L’avanzata del Governo Renzi sta oramai modellando ad arte i nuovi stereotipi, le altre normalità, e genera le condizioni del sistema a cui far sottomettere ulteriormente le masse.

L’ultimissima rappresentanza fascista, è stata importata dalla recente esperienza Spagnola: ma se il bel paese è talmente affascinato dal replicare le eventuali “possibilità” di cambiamento, riflettendo su come importare politiche da un contesto all’altro, questo non è ugualmente sollecitato dal pericolo che ogni giorno, il sistema di comunicazione e quello di informazione vengono palesemente e catastroficamente assoggettati ai cosiddetti poteri forti, così in Spagna come in Italia.

È previsto che presso un’aula di Montecitorio apparirà il DdL sulla riforma del processo penale, il quale prevede al suo interno un emendamento sulle intercettazioni. Non si sono fatte attendere le polemiche per bocca del Movimento 5 Stelle, che nell’immediato ha allarmato sul ritorno della Legge Bavaglio. Ma i parlamentari democratici coinvolti tengono a precisare che addirittura verrà formulata un’ulteriore legge che sia di esonero, ai giornalisti di professione, da eventuali problemi legali, e precisano che tale norma mira a tutelare la privacy di persone indirettamente collegate ad indagini, e colpisce chi danneggia la reputazione altrui attraverso video e foto “illegittime”.
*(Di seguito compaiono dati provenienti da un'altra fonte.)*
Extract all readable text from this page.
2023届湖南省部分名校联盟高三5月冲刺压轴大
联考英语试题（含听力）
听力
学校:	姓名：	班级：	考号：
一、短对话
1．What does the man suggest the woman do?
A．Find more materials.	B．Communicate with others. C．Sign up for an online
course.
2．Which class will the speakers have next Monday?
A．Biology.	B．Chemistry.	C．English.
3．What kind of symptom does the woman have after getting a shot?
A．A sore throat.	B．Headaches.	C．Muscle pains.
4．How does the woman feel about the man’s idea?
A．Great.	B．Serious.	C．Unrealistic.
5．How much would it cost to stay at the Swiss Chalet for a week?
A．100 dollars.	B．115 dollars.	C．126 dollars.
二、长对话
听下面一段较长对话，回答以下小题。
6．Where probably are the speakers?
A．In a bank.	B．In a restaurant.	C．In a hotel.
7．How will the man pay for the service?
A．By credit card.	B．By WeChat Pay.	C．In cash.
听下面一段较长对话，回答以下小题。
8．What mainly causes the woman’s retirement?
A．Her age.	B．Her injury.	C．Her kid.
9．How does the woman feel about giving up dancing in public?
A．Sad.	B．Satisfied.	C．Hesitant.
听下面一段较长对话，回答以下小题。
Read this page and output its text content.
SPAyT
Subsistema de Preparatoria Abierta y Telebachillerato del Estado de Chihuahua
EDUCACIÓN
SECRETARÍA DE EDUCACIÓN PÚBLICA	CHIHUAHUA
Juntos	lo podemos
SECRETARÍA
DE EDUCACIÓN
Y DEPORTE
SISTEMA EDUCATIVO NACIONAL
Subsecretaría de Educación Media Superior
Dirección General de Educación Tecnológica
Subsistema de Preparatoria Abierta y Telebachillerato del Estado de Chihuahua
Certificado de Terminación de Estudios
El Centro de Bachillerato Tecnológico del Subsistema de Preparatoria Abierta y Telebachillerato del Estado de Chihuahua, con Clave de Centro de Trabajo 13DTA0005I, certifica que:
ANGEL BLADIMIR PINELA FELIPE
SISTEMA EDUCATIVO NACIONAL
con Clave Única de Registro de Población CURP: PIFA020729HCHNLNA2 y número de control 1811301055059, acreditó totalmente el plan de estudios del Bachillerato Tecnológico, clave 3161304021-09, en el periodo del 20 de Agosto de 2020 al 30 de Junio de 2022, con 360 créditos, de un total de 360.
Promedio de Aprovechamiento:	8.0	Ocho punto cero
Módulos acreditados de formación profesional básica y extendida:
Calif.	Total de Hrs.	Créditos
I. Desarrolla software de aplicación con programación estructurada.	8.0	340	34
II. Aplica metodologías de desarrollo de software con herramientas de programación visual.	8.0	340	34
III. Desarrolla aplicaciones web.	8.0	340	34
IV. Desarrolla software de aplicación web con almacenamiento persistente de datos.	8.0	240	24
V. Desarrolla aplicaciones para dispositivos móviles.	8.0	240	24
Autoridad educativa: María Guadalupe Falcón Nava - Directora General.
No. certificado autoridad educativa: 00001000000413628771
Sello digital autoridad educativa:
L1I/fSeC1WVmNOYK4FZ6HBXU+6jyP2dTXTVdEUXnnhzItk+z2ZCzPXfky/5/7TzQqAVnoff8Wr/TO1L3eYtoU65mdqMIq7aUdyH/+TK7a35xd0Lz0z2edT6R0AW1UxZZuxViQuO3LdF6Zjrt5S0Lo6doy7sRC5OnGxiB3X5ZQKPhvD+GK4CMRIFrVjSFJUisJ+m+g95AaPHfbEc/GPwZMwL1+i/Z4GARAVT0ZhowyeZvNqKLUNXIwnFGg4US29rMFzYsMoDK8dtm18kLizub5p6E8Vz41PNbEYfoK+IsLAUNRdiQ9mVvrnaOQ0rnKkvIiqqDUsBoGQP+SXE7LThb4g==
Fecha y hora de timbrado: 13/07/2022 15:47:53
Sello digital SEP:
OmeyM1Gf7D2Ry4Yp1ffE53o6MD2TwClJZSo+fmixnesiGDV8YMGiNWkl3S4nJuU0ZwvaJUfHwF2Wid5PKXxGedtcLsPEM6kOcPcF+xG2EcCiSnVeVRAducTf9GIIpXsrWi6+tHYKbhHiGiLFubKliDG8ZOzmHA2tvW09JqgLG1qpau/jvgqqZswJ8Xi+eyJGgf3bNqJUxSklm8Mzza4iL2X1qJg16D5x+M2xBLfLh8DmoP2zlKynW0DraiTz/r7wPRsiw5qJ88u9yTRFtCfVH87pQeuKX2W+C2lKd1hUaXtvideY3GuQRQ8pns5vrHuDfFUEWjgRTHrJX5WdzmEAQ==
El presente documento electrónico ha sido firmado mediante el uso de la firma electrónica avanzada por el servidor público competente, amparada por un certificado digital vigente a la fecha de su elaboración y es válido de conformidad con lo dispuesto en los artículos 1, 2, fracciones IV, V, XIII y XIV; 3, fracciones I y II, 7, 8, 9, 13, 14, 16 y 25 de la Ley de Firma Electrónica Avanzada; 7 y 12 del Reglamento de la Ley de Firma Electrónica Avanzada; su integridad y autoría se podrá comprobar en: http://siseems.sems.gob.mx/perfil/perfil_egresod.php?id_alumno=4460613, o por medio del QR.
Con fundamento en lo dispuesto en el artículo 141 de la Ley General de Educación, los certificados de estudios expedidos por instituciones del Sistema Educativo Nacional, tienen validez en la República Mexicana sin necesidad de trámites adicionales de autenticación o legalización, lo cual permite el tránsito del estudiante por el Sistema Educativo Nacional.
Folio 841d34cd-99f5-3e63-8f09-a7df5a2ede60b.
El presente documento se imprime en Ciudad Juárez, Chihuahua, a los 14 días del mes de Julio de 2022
Dunque, ma in un paese che viene definito dai vertici “democratico”, la circolazione della verità quali danni apporterebbe a soggetti se colpevoli di reato? La verità può essere utilizzata come uno strumento in favore della giustizia sociale oppure meglio imbavagliarla quando scomoda?

Domande retoricamente scontate, perché di fondo la verità viene quotidianamente celata, manipolata, omessa.  Così mentre in Spagna si inneggia ad una negazione della libertà di espressione e le procedure penali mutano – addirittura aumentando la gravosità del reato di resistenza – in Italia invece non ce n’è il minimo bisogno perché la Legge Bavaglio non esiste ma viene comunque applicata, attraverso le strumentalizzazioni politiche dei reali detentori dell’informazione italiana.

Una situazione paradossale, e che rispecchia egregiamente le incoerenze delle leggi italiane le quali si contraddicono a vicenda: basti pensare che per il caso di Davide Bifolco – ragazzino ucciso alle spalle da un poliziotto nel Rione Traiano – il pm ha richiesto per l’assassino appena tre anni e quattro mesi di carcere, mentre la pena media italiana per una tentata rapina viene scontata con circa quattro anni di galera.

A cosa servirà riformulare le leggi penali se non per continuare a lasciarci predominare da Governi autoritari e reazionari? “Io considero la lotta contro la censura, di ogni natura e qualsiasi potere la sostenga, come un dovere dello scrittore allo stesso titolo degli appelli alla libertà di stampa. Io sono un feroce partigiano di questa libertà e dichiaro che uno scrittore che possa farne a meno somiglia ad un pesce che dichiara pubblicamente di poter fare a meno dell’acqua.”

Ma purtroppo l’asservimento totalizzante ai giornali è una pratica spudoratamente ovvia, l’unica usanza che riesca nell’accomunare cittadini del Nord e Sud Italia, pronti a lasciarsi assuefare dallo scoop del momento. E in più “la caratteristica delle censure più rigide è quella di dare credibilità alle opinioni che attacca” come diceva Voltaire. Per cui fa comodo a testate nazionali non informare sul presidio degli immigrati fuori la questura di Roma (20 Luglio) per il permesso di soggiorno unico, il contratto di lavoro e il diritto all’abitare; ponendo poi maggiore rilievo alle narrazioni del razzismo e del fascismo, volte ad omologare verso l’individualismo spicciolo e fomentare disinteresse ed odio, nello stesso pubblico – troppo distratto dal calderone di superficialità per mostrare dissenso e criticità.

Quando arriverà nelle aule del Senato la proposta di legge sulle intercettazioni, l’attenzione si concentrerà sull’emendamento che prevede una stretta sulle dichiarazioni “fornite in modo fraudolento con registratore o riprese”, seppur veritiere. Il rischio è quello di finire in carcere fino a 4 anni.

Che dire: in nome del giornalismo indipendente e dell’informazione sana e coscienziosa, non resta che auspicare “a un tempo in cui il pensiero è libero, in cui esiste la verità e quel che è fatto non può essere disfatto”.